Les déclarations de la victime ont été jugées cohérentes. Un examen gynécologique a révélé des lésions compatibles avec des pénétrations. Les médecins ont également constaté un traumatisme psychologique profond.

Devant les enquêteurs, Alexandre a reconnu les attouchements et les fellations, tout en niant toute tentative de pénétration.
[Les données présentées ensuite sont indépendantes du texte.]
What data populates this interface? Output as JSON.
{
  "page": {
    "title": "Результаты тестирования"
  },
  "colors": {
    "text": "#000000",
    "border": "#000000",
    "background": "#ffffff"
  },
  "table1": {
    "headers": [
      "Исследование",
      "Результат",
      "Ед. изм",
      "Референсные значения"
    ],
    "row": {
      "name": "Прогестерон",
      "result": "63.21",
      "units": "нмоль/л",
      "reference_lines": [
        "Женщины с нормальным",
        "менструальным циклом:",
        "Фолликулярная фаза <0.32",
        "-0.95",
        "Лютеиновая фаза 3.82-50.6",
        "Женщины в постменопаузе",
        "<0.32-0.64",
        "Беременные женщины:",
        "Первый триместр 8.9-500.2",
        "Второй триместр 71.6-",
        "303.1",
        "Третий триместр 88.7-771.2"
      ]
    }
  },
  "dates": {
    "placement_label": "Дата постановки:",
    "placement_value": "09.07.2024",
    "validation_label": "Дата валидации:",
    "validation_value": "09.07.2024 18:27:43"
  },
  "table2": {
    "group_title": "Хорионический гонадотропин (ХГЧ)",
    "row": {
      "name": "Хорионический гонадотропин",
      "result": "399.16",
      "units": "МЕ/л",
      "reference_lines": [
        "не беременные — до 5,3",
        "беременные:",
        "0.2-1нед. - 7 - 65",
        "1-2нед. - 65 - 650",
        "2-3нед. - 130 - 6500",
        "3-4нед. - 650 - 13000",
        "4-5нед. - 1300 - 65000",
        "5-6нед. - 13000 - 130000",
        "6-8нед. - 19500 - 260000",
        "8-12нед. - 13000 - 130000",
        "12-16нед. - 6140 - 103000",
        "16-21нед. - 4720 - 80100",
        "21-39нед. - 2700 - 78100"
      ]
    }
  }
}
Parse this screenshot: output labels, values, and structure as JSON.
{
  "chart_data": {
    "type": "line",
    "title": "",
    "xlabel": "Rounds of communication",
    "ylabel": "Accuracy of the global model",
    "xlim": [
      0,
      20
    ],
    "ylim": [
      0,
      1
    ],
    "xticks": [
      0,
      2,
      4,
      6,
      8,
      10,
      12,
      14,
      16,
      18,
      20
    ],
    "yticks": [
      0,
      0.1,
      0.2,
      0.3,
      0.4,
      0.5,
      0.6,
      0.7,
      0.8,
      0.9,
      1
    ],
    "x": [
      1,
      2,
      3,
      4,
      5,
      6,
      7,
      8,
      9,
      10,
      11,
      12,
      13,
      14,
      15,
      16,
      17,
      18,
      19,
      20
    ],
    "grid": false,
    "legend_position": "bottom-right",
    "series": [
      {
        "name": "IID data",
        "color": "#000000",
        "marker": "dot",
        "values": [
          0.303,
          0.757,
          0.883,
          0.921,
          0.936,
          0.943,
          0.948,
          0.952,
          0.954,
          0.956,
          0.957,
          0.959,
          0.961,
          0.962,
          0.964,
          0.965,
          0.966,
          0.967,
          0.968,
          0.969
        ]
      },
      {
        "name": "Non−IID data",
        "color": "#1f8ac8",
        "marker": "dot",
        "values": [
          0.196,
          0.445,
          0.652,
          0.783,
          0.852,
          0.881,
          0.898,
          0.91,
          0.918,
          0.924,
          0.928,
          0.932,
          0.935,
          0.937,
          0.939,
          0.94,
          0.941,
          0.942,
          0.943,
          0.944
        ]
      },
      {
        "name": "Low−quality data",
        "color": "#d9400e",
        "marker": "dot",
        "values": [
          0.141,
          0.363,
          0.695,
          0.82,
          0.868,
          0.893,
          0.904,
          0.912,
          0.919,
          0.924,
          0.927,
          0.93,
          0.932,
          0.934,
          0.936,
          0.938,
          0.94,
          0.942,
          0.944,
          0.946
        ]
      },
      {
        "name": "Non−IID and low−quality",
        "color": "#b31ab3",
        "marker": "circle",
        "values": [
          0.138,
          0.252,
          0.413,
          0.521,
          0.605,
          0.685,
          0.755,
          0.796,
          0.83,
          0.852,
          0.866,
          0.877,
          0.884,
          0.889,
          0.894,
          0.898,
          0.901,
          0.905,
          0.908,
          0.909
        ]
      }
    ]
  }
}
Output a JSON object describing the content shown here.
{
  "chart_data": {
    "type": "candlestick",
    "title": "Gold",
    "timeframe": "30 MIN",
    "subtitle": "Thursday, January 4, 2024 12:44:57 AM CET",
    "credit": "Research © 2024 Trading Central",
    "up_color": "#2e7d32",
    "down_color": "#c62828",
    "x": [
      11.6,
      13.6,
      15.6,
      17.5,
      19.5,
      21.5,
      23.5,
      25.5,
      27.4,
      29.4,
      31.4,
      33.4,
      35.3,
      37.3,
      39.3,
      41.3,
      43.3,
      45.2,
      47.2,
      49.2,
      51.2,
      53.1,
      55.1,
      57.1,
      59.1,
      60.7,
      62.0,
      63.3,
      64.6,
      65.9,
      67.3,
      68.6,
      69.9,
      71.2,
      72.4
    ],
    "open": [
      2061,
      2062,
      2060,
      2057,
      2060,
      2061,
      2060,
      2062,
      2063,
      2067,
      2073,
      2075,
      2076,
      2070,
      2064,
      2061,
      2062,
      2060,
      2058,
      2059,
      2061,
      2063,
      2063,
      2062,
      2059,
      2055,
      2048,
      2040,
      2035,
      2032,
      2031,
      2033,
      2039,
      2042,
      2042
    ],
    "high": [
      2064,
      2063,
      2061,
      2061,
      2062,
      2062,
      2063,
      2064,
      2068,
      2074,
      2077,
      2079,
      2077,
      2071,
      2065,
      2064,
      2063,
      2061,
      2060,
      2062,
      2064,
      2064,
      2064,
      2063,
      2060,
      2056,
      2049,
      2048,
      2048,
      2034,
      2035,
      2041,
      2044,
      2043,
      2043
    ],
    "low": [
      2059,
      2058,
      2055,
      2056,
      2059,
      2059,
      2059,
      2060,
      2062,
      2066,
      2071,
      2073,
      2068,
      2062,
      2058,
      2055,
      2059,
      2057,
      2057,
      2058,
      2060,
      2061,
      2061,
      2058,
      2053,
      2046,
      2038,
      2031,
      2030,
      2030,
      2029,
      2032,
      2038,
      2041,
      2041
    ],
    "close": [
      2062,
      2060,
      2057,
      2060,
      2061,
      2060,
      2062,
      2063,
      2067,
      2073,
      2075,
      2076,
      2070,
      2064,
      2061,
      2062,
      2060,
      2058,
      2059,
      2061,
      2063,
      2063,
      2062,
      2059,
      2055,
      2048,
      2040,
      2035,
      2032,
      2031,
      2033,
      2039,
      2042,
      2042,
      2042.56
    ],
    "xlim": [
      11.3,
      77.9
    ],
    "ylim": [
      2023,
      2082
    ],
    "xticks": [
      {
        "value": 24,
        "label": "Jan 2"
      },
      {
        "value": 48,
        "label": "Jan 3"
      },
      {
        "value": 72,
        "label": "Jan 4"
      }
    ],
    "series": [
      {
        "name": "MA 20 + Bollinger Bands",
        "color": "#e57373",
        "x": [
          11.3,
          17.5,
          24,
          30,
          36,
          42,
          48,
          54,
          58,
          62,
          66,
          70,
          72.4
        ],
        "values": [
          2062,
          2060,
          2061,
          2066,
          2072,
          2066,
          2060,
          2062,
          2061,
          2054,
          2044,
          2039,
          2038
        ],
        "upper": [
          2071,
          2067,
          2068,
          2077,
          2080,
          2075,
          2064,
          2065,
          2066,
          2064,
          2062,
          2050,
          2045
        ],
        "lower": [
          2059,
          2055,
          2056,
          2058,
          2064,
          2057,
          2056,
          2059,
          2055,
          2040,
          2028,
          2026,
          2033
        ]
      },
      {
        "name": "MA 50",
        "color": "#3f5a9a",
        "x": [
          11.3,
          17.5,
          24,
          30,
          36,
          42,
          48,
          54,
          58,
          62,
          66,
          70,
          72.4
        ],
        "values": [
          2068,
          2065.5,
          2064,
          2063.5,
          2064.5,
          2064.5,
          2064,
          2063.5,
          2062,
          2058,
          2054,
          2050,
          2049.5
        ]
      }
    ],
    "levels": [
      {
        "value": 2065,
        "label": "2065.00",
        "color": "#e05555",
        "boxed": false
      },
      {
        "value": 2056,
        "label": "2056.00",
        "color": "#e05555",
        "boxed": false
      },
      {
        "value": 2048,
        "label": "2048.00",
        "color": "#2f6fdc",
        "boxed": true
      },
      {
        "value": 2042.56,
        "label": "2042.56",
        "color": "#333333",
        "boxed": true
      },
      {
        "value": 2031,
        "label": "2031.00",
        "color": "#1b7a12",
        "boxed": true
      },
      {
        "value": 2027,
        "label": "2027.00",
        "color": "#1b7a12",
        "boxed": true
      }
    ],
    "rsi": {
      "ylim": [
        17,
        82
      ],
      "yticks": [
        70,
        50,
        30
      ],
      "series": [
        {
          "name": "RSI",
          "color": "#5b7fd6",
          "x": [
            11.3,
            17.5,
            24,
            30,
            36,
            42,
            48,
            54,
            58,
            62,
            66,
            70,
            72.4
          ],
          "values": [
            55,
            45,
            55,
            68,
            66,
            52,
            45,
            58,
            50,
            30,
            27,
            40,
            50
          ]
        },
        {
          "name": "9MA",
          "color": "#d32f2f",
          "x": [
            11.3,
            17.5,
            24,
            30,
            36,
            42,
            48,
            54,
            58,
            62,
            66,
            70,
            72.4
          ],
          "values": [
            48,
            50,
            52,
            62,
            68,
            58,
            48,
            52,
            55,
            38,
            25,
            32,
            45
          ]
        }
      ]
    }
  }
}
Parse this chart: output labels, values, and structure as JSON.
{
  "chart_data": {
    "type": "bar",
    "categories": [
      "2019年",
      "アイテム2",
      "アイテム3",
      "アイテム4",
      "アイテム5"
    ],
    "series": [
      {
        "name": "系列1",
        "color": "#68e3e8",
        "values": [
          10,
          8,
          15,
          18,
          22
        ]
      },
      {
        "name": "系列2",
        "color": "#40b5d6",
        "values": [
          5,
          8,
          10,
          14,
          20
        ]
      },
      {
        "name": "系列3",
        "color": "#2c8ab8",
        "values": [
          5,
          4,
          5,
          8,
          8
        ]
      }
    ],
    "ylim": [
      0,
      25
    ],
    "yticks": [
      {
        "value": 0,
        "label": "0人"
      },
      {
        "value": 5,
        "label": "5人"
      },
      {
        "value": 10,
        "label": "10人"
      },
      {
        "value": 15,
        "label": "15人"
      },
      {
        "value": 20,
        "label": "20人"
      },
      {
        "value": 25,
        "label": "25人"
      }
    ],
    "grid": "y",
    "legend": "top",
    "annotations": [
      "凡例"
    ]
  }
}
Il avait déjà été mis en cause dans une affaire similaire, classée sans suite à l’époque, comme l’a rappelé le président de la chambre lors de l’audience.

- Aucune solution d’hébergement possible -

Les expertises psychiatriques concluent à l'immaturité émotionnelle du mis en cause, une attirance sexuelle pour les mineurs, et à des violences qualifiées d’"opportunistes", sans pathologie mentale avérée.

Me Marius Rakotonirina, avocat de l'intéressé, a déploré que son client ne dispose d’aucune solution d’hébergement en cas de remise en liberté. "Aucune personne de son entourage n’a accepté de se porter garante". Alexandre, vêtu d’un survêtement blanc, a peiné à retenir ses larmes à ces mots.

La cour a donc ordonné sans surprise la prolongation de la détention provisoire de l'intéressé. Le procès devant la cour criminelle devrait se tenir dans les prochains mois. L’homme encourt jusqu’à vingt ans de réclusion criminelle.